It's amazing that the country is unable to consistently generate 4,000 megawatts (MW) in 2011.
The upstream petroleum sector contributes 65% of the earnings of the federal government. This sector produces an average of 2 million barrels of crude oil per day, with each barrel conservatively sold at $70 on the international market. That means the country earns $140 million of revenue DAILY. Yes, daily. If we assume it costs $10 to produce each barrel, that translates into a net profit of $120 million daily. The government receives approximately 60% of this, so the government's net revenue each DAY from crude oil alone is $72 million, or $21.6 billion annually.
Solar power technology has a higher cost of development than most other sources of power, although the operational and fuel costs are lower. Based on the estimated revenues above, if the country invested 20% of its crude oil earnings ($4.3 billion) in solar power, it would install approximately 811MW of power (which has relatively high cost of development) each year.

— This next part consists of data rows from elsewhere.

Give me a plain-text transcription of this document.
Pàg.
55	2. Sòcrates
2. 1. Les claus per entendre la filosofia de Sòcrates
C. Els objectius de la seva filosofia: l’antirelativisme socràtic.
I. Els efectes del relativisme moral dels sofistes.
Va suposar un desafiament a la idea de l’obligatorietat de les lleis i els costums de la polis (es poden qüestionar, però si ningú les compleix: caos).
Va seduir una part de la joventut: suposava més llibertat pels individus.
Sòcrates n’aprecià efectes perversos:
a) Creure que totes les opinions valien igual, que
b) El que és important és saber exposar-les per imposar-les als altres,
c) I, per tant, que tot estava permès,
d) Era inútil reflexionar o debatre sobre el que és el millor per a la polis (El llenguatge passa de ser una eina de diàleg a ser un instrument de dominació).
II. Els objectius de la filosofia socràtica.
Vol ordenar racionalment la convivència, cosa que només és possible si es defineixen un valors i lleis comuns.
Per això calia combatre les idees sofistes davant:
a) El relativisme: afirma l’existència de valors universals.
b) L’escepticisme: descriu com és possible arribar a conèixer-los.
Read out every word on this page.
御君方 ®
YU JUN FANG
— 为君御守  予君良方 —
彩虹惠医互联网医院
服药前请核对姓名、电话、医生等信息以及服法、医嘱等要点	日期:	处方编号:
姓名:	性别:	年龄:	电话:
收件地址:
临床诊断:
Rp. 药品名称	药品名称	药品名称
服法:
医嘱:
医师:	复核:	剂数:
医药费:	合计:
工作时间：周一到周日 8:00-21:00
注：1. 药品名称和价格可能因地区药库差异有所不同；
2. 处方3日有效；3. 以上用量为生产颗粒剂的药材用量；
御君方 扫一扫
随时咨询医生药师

Based on the above, an investor committing $4.3 billion annually would match the current level of power production within five years (4,000MW divided by 811MW). That investor would have built out over 24,000MW of power production capacity over a 30 year period, since 1980.
It would be great if the government could provide acceptable reasons for the difference in outcomes, 24,000MW potential per above analysis versus 4,000MW current capacity. Even more capacity would be built using cheaper, conventional power sources. And this analysis is only based on using 20% of 65% of the government's annual income.